UT Philosophy Department highlighted its research cluster in the metaphysics of freedom and action theory
2013 Tennessee Value and Agency Conference
If libertarianism about free will and moral responsibility is true, then people sometimes act freely and accountably without being causally determined to do so. Frequently maligned within the history of philosophy, this view has gained increasingly sympathetic attention among philosophers. But many stark questions remain, including: How plausible is this view? If our actions are not causally determined, how can we have control over them? Why should we want our actions to be breaks in the deterministic causal chain?
The second annual Tennessee Value and Agency (TVA), November 15-17, conference features keynote speakers Robert Kane (Texas) and Michael McKenna (Arizona) as well as roughly a dozen papers selected upon blind peer review that engage these and similar issues relevant to the assessment of libertarian approaches to freedom and responsibility.

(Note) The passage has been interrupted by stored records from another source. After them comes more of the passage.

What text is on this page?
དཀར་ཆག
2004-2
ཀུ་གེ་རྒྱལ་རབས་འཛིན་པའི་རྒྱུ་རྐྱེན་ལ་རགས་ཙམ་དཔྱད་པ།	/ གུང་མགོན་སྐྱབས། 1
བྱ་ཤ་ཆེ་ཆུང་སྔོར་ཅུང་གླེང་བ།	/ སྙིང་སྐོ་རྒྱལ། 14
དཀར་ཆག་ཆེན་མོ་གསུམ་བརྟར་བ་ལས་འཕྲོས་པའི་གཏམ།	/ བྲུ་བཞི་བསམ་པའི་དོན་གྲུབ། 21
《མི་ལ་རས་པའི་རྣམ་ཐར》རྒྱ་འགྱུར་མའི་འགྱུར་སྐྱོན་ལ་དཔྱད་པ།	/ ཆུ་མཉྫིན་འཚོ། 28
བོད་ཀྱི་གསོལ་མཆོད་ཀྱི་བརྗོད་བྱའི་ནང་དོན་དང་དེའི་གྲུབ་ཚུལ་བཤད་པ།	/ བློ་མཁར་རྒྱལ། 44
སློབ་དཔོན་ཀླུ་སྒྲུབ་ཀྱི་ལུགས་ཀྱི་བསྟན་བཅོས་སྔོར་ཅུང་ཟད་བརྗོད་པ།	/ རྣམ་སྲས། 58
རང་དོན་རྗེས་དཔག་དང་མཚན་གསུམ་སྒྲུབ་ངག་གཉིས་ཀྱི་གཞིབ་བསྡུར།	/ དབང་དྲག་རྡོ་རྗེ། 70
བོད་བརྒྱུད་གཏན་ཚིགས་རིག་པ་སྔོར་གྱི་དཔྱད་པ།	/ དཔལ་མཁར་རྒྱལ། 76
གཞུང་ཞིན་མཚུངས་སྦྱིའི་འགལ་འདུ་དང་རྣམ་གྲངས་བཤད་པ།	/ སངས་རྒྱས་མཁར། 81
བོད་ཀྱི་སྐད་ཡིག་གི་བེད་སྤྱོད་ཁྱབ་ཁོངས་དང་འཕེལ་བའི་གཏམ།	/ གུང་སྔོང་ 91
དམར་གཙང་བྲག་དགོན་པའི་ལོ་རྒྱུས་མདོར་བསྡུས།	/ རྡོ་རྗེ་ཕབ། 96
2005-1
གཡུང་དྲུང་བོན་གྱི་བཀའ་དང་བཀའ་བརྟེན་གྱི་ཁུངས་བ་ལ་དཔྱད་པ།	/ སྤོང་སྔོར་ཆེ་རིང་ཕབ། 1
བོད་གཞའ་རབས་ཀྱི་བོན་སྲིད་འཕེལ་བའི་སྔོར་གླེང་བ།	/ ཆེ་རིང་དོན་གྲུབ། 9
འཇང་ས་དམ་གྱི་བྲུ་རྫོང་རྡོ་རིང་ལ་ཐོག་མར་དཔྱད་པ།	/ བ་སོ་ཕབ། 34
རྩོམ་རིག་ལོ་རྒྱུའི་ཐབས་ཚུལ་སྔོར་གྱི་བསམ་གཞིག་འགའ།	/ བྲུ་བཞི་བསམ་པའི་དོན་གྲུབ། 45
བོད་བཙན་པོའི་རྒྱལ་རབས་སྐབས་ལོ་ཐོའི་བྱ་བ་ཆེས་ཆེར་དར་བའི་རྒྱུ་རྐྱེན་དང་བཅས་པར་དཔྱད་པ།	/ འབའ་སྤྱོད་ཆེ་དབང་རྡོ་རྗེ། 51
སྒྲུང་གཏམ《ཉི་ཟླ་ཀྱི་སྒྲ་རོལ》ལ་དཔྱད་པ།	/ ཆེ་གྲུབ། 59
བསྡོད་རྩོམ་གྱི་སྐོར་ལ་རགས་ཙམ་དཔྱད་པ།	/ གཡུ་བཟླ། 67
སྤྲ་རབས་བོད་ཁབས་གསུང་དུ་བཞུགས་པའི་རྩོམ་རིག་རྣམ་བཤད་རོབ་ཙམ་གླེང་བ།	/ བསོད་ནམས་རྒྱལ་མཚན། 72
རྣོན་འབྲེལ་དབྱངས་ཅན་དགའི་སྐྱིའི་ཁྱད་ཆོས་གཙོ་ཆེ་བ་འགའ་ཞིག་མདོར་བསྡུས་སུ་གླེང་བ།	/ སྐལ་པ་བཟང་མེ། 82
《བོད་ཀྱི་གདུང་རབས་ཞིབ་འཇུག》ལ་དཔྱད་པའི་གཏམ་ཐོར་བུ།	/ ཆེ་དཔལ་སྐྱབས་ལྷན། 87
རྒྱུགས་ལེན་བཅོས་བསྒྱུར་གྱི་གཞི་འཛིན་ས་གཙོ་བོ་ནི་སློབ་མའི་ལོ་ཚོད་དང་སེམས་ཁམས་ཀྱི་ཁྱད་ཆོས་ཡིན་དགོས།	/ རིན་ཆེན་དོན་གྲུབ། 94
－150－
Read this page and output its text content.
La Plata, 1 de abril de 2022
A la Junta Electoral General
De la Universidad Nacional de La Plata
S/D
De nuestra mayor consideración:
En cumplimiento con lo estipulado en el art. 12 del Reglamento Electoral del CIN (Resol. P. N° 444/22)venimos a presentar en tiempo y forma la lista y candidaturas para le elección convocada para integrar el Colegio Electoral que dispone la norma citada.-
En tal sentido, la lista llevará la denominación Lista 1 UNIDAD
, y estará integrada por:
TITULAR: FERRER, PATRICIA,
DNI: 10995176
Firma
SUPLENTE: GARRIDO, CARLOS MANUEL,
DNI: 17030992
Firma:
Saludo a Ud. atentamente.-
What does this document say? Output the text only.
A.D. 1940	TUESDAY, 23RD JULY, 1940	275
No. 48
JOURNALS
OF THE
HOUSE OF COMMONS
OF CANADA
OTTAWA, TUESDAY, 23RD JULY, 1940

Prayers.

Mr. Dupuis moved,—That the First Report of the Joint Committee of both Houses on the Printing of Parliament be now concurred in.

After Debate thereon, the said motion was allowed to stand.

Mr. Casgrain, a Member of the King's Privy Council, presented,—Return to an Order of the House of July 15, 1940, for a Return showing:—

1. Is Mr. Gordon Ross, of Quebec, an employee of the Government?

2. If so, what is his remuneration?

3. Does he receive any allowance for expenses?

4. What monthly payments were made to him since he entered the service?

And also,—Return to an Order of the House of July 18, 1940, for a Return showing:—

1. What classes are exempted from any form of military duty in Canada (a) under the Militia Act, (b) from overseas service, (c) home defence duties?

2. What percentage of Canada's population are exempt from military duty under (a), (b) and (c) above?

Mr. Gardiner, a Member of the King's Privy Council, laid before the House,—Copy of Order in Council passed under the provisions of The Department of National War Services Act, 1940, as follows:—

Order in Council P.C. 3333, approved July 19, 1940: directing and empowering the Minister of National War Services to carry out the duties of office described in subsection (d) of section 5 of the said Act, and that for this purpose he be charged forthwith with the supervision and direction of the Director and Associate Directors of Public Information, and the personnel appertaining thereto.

2014 Annual Spring Philosophy Symposium
The 2014 Spring Symposium: "Free Will, Metaphysics, and Science", Saturday April 5th, is a one-day workshop, hosted by UT Philosopher David Palmer, bringing together some leading philosophers to discuss the interplay between free will, metaphysics, and science, with questions like: do scientific results show that free will is an illusion? How do contemporary developments in metaphysics (e.g., substance, causation) shed light on the traditional problem of agency and free will? The workshop will feature papers by David Palmer as well as three visitors: Al Mele (Florida State), Carolina Sartorio (Arizona), and Scott Sehon (Bowdoin). There will be 2 sessions in the morning, and 2 sessions in the afternoon, followed by an evening reception. (Mele will talk on whether contemporary scientific results show that free will is an illusion; Sartorio will talk on how the metaphysics of causation bears on the free will problem; Sehon will discuss how teleological explanations of action bear on the free will problem; and finally some little known rising star, David Palmer, often seen walking the halls of McClung Tower will talk about how freely-willed actions might be uncaused events.) All are welcome. (Yes, it is a Saturday, but if you spend *one* weekend this academic year doing philosophy, make it this one! OK, this one and the November Saturday of the TVA meeting.)